Children being treated with a short course of oral corticosteroids for an acute asthma attack may experience a brief and transient depression of their immune response, according to a recent study conducted by Université de Montréal.
Children being treated with a short course of oral corticosteroids for an acute asthma attack may experience a brief and transient depression of their immune response, according to a recent study conducted by Université de Montréal.
A few rare reports link severe chickenpox infections with oral corticosteroid use. This prompted researchers to study the immune response in children 3 to 17 years of age who were treated in the emergency department (ED) for an asthma attack. Patients were given antigens and a comparison was made of the immune response between those who did and those who did not receive oral corticosteroids.
"Several corticosteroid-treated children had a lower immune response, as measured by the amount of antibody produced, than nontreated kids," said Francine M. Ducharme, a Université de Montréal professor and pediatrician and researcher at the Sainte-Justine University Hospital Research Center.
Five weeks after their initial ED visit, the children were revaccinated with the antigen. Children who received oral corticosteroids showed a comparable immune response to those children who did not receive the medication.

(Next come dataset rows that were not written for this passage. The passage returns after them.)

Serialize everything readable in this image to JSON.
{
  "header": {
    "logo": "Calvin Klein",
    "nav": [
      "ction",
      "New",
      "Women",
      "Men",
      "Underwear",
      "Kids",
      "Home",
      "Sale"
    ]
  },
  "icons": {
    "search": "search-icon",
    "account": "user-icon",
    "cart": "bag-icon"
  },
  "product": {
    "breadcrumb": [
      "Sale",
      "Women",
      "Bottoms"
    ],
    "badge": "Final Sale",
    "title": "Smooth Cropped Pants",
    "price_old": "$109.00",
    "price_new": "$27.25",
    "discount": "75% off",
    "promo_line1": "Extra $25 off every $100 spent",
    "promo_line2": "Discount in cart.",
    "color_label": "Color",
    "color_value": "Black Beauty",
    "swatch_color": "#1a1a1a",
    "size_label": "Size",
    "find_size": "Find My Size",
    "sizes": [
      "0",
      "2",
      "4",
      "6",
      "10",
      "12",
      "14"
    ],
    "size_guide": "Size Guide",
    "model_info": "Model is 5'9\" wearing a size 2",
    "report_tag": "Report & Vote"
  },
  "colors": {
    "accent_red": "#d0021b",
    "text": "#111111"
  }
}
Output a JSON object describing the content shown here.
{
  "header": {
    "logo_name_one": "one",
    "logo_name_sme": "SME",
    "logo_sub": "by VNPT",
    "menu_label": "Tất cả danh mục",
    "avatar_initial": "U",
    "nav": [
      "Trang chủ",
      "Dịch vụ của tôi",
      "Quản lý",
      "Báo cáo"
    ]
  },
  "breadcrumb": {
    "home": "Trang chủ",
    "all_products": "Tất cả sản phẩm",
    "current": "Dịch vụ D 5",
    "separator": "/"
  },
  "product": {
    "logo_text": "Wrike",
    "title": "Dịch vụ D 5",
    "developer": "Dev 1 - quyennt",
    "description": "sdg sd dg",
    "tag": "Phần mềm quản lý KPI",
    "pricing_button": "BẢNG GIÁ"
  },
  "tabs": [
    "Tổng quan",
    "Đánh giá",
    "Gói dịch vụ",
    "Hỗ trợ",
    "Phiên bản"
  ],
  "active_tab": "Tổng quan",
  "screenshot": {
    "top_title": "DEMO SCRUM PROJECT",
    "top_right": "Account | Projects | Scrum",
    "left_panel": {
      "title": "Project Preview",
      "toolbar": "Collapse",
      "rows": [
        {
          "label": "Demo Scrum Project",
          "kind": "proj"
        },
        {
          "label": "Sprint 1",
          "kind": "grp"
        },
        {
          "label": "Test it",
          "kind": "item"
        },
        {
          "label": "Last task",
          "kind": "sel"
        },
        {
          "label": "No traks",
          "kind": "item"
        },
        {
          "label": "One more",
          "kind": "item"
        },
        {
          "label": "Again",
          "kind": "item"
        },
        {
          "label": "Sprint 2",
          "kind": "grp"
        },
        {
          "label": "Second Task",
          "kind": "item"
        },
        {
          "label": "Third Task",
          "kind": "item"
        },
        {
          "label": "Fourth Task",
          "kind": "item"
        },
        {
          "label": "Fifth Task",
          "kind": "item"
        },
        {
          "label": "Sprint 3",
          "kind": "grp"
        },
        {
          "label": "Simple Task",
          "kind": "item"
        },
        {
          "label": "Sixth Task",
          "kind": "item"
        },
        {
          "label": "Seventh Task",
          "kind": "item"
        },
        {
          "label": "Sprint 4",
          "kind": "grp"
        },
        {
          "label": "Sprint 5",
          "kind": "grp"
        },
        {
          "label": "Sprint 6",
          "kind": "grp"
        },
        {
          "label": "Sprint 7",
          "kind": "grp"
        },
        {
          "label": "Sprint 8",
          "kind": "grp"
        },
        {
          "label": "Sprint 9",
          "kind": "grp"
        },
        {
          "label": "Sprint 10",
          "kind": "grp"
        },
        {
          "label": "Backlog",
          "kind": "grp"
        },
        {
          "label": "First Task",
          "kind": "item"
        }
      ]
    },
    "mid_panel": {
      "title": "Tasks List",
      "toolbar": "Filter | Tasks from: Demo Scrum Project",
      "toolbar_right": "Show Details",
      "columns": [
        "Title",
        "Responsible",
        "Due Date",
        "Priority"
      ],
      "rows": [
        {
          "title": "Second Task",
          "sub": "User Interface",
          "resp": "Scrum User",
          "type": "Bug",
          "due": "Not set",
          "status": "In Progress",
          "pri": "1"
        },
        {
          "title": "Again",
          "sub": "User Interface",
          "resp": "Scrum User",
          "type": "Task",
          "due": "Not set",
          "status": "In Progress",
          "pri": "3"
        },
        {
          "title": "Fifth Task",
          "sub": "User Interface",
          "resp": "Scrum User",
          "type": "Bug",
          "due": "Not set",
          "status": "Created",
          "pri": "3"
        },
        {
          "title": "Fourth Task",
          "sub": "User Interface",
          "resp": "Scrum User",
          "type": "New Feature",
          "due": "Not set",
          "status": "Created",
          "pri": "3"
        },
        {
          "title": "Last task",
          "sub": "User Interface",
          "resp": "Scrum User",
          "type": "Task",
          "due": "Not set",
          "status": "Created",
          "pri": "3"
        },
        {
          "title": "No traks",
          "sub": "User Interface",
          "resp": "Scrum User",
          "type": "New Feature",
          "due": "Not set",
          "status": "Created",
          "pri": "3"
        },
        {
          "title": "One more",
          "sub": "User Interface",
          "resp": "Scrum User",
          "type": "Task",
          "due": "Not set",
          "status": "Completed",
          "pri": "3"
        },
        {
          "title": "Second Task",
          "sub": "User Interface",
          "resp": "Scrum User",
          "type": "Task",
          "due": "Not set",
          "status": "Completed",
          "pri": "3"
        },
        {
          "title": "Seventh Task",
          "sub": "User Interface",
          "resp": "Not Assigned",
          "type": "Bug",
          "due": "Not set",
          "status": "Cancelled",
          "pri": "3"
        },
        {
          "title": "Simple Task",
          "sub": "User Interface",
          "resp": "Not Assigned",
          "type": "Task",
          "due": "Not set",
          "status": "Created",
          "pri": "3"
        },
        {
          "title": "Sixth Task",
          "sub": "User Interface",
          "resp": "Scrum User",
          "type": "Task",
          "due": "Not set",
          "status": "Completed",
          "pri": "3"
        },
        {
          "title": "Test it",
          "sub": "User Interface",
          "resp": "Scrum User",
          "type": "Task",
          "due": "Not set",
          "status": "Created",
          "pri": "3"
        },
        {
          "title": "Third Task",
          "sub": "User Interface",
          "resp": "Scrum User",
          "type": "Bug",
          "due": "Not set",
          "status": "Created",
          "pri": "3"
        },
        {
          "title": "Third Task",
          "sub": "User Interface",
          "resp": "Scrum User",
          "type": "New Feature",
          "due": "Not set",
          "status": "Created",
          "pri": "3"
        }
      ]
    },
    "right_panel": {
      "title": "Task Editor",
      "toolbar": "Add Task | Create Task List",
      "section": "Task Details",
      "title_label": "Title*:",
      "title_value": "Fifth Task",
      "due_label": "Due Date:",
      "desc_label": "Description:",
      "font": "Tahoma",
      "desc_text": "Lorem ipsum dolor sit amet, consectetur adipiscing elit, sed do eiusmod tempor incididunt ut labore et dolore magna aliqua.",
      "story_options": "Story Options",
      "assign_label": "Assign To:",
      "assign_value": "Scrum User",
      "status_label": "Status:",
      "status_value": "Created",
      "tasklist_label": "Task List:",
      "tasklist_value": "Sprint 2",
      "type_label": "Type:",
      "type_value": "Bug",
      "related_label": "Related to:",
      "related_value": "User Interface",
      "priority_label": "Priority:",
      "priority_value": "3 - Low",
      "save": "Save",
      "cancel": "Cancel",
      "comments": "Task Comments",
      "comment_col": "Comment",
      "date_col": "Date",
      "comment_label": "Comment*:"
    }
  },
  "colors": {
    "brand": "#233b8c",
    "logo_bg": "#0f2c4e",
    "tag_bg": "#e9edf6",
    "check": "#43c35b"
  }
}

The researchers conclude that in light of the high frequency of oral corticosteroid use over the past 20 years, the very rare occurrence of severe infectious disease is reassuring and suggests that the window of risk is very small and applies only to exposure to a new antigen. Nevertheless, they recommend that physicians enquire about recent chickenpox exposure in children who did not have the disease or the vaccine. Children with asthma who have not had chickenpox should be appropriately vaccinated.
The study, "A short burst of oral corticosteroid for children with acute asthma: Is there an impact on immunity," was published in Pediatric Allergy, Immunology, and Pulmonology.